The workers therefore had to fight not only against the administration of Turkish Airlines, but also the unions they belonged to. Thus, the May 29 Association, formed by employees of the air companies as an organ of struggle independent of the unions, declared, mirroring the Platform of Workers in Struggle after the Tekel strike: “the administration of the Hava-Is union, of which we are members, has played a major role in the fact that this justified protest was declared ‘illegal’ by taking no responsibility for an action which it had itself called. The bosses of Turkish Airlines count on taking advantage of this situation to get rid of some employees and treat others almost like slaves. Does the administration of Hava-Is lack experience so it could not foresee what would happen when it left hundreds of its members on their own against the administration of Turkish Airlines? What kind of trade union mentality does that reflect?”

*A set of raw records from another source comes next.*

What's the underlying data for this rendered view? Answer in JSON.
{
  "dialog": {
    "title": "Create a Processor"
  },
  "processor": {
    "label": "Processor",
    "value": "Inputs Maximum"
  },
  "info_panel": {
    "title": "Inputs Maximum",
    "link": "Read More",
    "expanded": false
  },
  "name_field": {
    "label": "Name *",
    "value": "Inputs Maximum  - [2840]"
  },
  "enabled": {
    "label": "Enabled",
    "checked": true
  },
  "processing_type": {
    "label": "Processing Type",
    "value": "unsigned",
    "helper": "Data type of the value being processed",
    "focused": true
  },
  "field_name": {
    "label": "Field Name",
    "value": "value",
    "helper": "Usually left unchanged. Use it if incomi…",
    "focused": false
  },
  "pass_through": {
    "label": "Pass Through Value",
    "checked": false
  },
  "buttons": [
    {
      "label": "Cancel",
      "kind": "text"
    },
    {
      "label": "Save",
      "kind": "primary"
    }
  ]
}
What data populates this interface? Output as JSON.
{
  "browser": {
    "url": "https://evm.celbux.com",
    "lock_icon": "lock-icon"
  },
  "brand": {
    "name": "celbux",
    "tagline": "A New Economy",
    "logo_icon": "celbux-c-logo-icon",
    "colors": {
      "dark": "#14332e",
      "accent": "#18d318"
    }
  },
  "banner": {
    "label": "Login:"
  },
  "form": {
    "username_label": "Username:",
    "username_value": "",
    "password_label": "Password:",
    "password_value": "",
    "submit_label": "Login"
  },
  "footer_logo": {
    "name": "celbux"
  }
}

The bourgeois left has waged a campaign deploring the lack of support for the workers shown by the president of the union, who also described the May 29 Association as “dividers of the struggle”. On the contrary, the Association puts the accent on the importance of solidarity and has called for the extension of the movement to defend the interests of the working class as a whole and for the organisation of assemblies open to all proletarians.